Verwaltung räumt Fehler bei veröffentlichtem Zeitrahmen ein

Auf Anfrage des SauerlandKurier nahmen der Fachbereichsleiter Lars Ohlig sowie Allendorfs Ortsvorsteher Franz Clute Stellung zu den Vorwürfen. „Erst einmal muss ich den Fehler eingestehen, dass uns in der Liste des Konzeptes ein Fehler unterlaufen ist“, stellte Ohlig klar: „Der Beginn dieser Planungen ist nicht für 2022, sondern für 2024 vorgesehen. So steht es auch in den Haushaltsplanungen.“ Erst dann würden die bereits jetzt schon erkennbaren Schäden am Kopfsteinpflaster neu begutachtet und im Zuge der Planungen ein weiteres Vorgehen festgelegt.
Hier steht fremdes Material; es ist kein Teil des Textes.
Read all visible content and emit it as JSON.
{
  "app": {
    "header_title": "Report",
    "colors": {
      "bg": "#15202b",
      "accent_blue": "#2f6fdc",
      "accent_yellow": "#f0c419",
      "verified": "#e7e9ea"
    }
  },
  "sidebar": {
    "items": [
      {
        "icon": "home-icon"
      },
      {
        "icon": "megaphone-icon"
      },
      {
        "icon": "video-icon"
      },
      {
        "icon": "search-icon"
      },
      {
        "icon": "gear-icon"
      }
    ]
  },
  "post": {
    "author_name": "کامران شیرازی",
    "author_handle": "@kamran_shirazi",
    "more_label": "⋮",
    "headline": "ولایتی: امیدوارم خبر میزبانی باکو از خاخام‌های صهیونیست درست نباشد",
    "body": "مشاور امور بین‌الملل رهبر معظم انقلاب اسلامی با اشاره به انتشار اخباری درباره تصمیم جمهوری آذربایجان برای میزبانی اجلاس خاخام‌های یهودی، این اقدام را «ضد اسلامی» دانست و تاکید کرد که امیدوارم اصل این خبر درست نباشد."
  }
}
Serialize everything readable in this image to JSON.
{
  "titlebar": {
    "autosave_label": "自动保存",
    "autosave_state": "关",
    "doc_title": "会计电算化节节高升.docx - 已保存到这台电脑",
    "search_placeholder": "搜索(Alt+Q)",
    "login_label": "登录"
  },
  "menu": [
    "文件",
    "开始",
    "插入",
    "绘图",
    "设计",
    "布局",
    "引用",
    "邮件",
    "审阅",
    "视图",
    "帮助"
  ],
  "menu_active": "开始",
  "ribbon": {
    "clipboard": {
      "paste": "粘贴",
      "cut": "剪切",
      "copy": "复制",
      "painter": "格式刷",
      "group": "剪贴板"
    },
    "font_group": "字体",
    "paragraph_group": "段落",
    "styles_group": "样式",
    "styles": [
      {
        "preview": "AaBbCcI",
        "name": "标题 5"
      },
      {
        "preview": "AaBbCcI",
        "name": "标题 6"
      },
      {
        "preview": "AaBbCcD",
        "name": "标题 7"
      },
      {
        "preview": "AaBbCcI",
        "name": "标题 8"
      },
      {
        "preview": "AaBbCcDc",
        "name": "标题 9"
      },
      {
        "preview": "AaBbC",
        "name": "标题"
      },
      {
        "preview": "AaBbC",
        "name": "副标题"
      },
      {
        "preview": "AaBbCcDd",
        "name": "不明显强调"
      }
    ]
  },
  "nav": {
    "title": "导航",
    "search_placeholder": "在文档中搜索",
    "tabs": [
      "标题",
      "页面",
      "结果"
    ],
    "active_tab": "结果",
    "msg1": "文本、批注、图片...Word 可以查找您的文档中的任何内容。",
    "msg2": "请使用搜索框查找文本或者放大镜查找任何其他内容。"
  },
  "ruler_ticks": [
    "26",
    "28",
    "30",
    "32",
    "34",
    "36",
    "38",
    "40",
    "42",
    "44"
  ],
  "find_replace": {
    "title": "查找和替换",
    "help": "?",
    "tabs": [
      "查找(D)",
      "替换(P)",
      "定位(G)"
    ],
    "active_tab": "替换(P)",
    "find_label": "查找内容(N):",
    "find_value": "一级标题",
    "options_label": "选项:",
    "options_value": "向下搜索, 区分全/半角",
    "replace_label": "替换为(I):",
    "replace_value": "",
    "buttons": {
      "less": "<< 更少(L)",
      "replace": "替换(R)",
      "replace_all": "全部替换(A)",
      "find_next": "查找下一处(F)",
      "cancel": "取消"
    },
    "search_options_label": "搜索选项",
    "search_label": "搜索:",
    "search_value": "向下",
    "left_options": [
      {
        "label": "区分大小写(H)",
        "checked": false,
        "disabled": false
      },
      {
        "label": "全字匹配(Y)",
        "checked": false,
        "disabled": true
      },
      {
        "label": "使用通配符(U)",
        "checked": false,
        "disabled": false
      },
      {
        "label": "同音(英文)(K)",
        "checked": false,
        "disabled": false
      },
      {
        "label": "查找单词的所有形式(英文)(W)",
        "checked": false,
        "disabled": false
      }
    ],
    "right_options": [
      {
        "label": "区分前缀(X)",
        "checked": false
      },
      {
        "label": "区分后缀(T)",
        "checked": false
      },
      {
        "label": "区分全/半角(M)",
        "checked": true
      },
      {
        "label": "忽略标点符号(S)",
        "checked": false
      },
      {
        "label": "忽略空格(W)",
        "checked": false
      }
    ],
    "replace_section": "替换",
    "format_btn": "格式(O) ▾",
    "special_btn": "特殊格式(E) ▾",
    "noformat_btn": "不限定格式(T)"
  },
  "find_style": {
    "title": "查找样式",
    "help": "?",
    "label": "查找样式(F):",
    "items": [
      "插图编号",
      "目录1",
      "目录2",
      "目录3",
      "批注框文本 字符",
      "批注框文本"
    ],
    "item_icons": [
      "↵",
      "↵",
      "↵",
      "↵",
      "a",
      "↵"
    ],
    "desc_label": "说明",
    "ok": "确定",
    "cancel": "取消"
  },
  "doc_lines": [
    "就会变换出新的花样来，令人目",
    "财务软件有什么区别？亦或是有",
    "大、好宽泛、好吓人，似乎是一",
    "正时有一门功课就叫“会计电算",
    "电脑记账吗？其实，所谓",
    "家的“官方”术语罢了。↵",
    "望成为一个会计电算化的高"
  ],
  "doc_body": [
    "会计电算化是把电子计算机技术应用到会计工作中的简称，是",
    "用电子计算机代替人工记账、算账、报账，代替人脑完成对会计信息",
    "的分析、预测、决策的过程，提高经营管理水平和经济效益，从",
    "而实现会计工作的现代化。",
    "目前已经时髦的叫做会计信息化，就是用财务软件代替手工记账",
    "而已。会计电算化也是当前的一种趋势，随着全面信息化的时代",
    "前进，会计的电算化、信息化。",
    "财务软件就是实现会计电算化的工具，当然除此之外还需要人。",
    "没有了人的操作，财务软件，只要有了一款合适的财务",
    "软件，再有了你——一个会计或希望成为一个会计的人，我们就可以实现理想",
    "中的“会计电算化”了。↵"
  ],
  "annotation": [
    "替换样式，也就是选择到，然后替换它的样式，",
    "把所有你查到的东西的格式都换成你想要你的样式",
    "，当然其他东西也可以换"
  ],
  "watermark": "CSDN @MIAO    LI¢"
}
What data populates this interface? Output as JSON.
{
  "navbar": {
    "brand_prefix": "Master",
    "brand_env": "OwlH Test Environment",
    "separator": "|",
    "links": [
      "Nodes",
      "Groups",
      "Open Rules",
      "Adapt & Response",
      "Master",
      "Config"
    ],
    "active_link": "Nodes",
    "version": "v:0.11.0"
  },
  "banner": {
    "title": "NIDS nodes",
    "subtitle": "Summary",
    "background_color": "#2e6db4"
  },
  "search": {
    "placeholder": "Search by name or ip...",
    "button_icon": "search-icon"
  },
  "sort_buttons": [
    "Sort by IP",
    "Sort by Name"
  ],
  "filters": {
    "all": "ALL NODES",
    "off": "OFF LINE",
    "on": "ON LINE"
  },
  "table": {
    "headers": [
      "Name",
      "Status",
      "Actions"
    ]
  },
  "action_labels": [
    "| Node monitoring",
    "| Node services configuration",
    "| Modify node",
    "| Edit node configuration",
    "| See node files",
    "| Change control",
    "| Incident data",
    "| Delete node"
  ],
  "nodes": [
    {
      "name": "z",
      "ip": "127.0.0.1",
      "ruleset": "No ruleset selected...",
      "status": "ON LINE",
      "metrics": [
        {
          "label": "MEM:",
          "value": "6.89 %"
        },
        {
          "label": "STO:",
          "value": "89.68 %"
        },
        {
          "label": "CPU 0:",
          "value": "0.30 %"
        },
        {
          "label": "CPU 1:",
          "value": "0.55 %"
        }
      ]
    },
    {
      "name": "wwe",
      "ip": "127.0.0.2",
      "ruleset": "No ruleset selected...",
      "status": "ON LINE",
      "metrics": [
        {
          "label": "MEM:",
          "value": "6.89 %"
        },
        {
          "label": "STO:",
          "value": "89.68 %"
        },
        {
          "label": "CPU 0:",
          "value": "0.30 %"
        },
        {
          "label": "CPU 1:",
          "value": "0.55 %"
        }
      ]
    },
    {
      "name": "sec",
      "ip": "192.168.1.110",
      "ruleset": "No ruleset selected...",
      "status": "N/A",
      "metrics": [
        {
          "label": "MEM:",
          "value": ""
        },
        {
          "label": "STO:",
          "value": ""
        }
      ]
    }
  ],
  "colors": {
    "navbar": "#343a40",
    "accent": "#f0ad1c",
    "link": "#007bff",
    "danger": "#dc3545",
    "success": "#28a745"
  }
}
Vor 2025 werde es also zu keiner Maßnahme – ob lediglich punktuell oder ganzflächig – kommen: „Niemand hat bisher gesagt, dass die komplette Altstadt asphaltiert werden soll. Selbstverständlich würden wir eine altstadtgerechte Lösung bevorzugen. Aber eine generelle Neugestaltung mit Kopfsteinpflaster ist sehr teuer. Wir haben noch genügend Zeit, mit allen Beteiligten zu sprechen und eine Kompromisslinie zu erarbeiten.“

Altstadtpflaster: Schäden machen Handeln notwendig

Der Fachbereichsleiter betonte indes, dass die Stadt auch einer Verkehrssicherungspflicht nachkommen müsse. Leider seien die Schäden nach 20 Jahren schon so groß, dass ein mittelfristiges Handeln notwendig wäre. Aufgrund der nach dem Winter 2020/21 festgestellten Schäden (teilweise Absackungen, teilweise Aufwürfe) wurde seitens der Verwaltung die Überlegung angestellt, mittelfristig eine Sanierung der Altstadtstraßen in Erwägung zu ziehen. Kleinflächige Reparaturen seien bei der vorhandenen Pflasterbauweise (Naturstein) meist nur von kurzer Haltbarkeit.

Aufgrund dessen wurden die Altstadtstraßen in das am 2. September durch den Rat beschlossene Straßen- und Wegekonzept integriert. Nach einer erneuten Besichtigung etwa Mitte des Jahres wurde der Betriebshof beauftragt, die gravierenden Schäden an den Entwässerungsrinnen mit Spezialmörtel (der dauerhafter ist) übergangsweise zu beseitigen. Zum anderen wurden die übrigen Schäden erneut kontrolliert. Bis auf eine größere Absackung, die mittelfristig zu einer Verkehrsgefahr werden könnte, sind die Straßen aktuell noch größtenteils intakt. Die Verwaltung geht jedoch davon aus, dass die Schäden zunehmen werden.

Klärung am runden Tisch

Die Vorgehensweise des SPD-Ortsvereins, sich ohne vorherige Gespräche an die Öffentlichkeit zu wenden, sei jedenfalls „voreilig und unsensibel“, so Lars Ohlig. Ähnlich ordnete auch der Ortsvorsteher das Vorpreschen ein: „Stand jetzt ist zwischen mir und der Stadtverwaltung lediglich besprochen, dass irgendwann etwas passieren muss. Ich werde mich auf jeden Fall dafür einsetzen, dass der außergewöhnliche Charakter so wenig wie möglich in Mitleidenschaft gezogen wird. Im Moment gehe ich davon aus, dass punktuelle Ausbesserungen ausreichen werden.“ Ohlig und Clute kündigten an, dass man noch in dieser Woche zu einer gemeinsamen Aussprache an einem Tisch zusammenkommen werde. Auch, um „dass unnötig entfachte Feuer“ zu löschen.